Hemingway and Gellhorn is one name you know and one you may not. Of course the first could only be Ernest Hemingway. The second is journalist Martha Gellhorn, who was involved with Hemingway while she covered World War II.
Philip Kaufman directs the HBO original film about their years together, which debuts tonight on the premium network. We got to hear Kaufman speak about it with the Television Critics Association earlier this year.
CraveOnline: Is there a specific source this was based on?
Philip Kaufman: Not really. It was sort of based in part on Martha Gellhorn’s memoirs, stories that she wrote. They go to China, together, she wrote a book called Travels with Myself and Another. We went into all the Hemingway material, biographers and so forth.
The idea was when they first meet in Sloppy Joe’s in Key West it’s almost as if when she walks into the room, it’s a character, Lady Brett Ashley coming out of his own novel, walking into his life and then he becomes infatuated with her. He is at the height of his powers and we all know about the Hemingway code of behavior.

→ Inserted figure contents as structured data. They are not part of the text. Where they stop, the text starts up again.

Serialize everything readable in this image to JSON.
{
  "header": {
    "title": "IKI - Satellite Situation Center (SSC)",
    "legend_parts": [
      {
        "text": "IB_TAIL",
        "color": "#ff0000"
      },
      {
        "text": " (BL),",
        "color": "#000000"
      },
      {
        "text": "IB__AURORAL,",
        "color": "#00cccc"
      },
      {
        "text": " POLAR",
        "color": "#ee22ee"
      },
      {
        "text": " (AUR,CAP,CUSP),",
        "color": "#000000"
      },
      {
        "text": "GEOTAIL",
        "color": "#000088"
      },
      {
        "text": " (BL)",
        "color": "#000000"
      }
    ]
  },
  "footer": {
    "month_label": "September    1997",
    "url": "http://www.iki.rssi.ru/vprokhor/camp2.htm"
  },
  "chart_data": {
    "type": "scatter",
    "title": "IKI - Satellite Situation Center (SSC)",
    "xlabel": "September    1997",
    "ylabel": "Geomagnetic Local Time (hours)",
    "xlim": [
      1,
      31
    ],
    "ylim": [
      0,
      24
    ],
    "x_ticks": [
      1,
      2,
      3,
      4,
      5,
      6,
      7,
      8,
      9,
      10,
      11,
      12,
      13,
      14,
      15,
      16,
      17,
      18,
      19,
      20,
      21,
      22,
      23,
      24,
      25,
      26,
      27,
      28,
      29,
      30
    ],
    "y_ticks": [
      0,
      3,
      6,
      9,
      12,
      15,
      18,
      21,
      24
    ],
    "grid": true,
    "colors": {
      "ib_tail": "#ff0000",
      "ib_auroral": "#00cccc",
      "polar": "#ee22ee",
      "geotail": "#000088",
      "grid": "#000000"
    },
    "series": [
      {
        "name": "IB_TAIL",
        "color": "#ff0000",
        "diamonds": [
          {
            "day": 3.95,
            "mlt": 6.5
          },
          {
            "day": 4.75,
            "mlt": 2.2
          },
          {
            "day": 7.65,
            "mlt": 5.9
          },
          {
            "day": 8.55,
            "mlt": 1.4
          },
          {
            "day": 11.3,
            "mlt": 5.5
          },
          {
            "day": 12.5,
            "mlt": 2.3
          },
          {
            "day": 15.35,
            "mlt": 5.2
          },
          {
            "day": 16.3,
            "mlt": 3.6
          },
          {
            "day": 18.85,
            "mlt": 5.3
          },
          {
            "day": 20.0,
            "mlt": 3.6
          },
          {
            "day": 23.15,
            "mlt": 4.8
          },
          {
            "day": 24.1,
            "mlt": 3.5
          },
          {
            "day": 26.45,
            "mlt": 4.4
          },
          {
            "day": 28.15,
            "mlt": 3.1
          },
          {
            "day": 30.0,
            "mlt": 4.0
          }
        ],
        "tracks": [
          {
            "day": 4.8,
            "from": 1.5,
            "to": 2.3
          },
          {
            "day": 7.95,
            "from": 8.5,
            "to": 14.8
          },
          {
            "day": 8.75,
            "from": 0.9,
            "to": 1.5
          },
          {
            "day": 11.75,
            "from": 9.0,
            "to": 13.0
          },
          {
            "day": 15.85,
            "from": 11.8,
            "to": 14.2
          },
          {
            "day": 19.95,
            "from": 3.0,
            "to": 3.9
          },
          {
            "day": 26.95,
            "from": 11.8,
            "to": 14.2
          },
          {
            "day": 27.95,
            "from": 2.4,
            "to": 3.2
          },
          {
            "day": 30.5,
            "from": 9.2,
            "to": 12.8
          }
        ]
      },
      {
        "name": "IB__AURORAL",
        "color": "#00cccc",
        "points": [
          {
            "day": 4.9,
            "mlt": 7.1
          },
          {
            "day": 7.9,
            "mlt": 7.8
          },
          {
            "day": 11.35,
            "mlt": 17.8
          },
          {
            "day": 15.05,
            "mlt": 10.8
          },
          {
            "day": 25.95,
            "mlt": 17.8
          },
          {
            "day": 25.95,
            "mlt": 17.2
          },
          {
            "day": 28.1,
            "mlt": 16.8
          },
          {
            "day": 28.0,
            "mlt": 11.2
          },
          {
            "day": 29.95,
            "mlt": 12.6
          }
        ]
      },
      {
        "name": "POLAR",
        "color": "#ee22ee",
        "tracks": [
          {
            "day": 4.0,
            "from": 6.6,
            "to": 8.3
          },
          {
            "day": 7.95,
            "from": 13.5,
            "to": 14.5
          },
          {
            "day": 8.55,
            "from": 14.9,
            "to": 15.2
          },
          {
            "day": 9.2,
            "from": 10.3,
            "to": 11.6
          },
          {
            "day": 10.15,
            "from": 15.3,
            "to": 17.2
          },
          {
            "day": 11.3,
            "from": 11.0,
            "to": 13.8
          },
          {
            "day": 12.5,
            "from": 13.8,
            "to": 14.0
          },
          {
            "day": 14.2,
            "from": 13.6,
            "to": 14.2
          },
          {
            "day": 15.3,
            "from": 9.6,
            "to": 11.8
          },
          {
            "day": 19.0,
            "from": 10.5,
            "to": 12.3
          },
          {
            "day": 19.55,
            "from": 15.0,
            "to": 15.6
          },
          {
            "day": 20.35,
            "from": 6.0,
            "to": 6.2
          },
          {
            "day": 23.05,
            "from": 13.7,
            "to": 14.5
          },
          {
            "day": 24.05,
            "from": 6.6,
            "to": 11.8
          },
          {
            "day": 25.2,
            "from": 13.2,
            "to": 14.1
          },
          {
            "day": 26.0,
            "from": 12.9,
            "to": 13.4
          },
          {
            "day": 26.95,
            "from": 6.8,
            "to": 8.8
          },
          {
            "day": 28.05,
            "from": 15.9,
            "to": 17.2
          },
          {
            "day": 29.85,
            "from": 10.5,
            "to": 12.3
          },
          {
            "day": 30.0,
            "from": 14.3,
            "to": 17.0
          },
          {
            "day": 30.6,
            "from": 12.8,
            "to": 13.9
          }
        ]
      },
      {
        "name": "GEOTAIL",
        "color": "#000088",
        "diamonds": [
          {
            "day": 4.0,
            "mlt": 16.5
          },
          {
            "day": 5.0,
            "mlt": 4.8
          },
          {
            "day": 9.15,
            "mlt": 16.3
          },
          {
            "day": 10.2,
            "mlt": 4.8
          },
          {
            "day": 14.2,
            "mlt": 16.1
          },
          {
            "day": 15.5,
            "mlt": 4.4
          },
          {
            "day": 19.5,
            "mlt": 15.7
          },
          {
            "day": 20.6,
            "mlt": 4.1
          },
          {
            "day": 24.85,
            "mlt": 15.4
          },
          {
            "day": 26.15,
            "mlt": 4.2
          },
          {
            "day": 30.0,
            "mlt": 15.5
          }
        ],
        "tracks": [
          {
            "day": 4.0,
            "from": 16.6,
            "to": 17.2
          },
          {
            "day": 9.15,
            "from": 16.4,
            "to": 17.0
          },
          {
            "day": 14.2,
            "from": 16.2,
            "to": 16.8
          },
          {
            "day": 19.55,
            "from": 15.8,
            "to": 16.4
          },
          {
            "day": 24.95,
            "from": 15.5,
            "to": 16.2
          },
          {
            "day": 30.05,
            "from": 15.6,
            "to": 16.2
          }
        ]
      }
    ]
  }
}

Probably, and possibly, the most influential of all American writers. Every writer, Salinger, Norman Mailer, was stamped by Hemingway’s style and so forth. Martha Gellhorn came to learn that code of behavior and in a sense transcended and sort of out-Hemingways Hemingway.
CraveOnline: He was probably attracted to a strong independent woman.
Philip Kaufman: Right.
CraveOnline: But then was he ultimately threatened by her?
Philip Kaufman: Of course at the beginning he’s married. He’s married to Pauline. He set up a life in Key West. At the end he’s married to Mary Welsh, both of which are more secure relationships.
With Martha, it’s the life of adventure. It really is. That’s what was great about Hemingway in a way, was that he wasn’t just a writer. There was nobody more diligent than Hemingway at writing but h also was a man of action. He went into places and he lived the life of the writer.
When he did The Right Stuff, Tom Wolfe was certainly influenced by Hemingway. The idea of grace under pressure, as I say the Hemingway code, grace under pressure, how you behave was something long after Hemingway was gone, Martha Gellhorn carried on. She was an extraordinary woman whose place in history was sort of eclipsed by the passage of time.
CraveOnline: The movie opens with Martha speaking to the camera. Were those her exact words from her writing?
Philip Kaufman: Yes. We had interviews with the real Martha Gellhorn and those were her lines. When we came to that framing device it was somewhere down the line. I worked for a couple of years with the wonderful writer Jerry Stahl who came to San Francisco endless nights and for years really shaping it up and doing all that.
Then at some point the idea of the voice, and you can hear it even in the trailer, of Martha Gellhorn sort of narrating if you will, or reminiscing about the story that came in. They are the real Martha Gellhorn’s words. As much as possible, we have the words of Hemingway and Gellhorn throughout the movie, famous lines that you can read that you would think couldn’t be played in that way.
When you work with genius actors, they have a way of making things real and finding the heart of the matter. At some point, working with these two and the rest of the great actors, my role was just to be an audience, just to sit there. I enjoyed so much watching them work, sometimes I forgot to say cut. What a pleasure.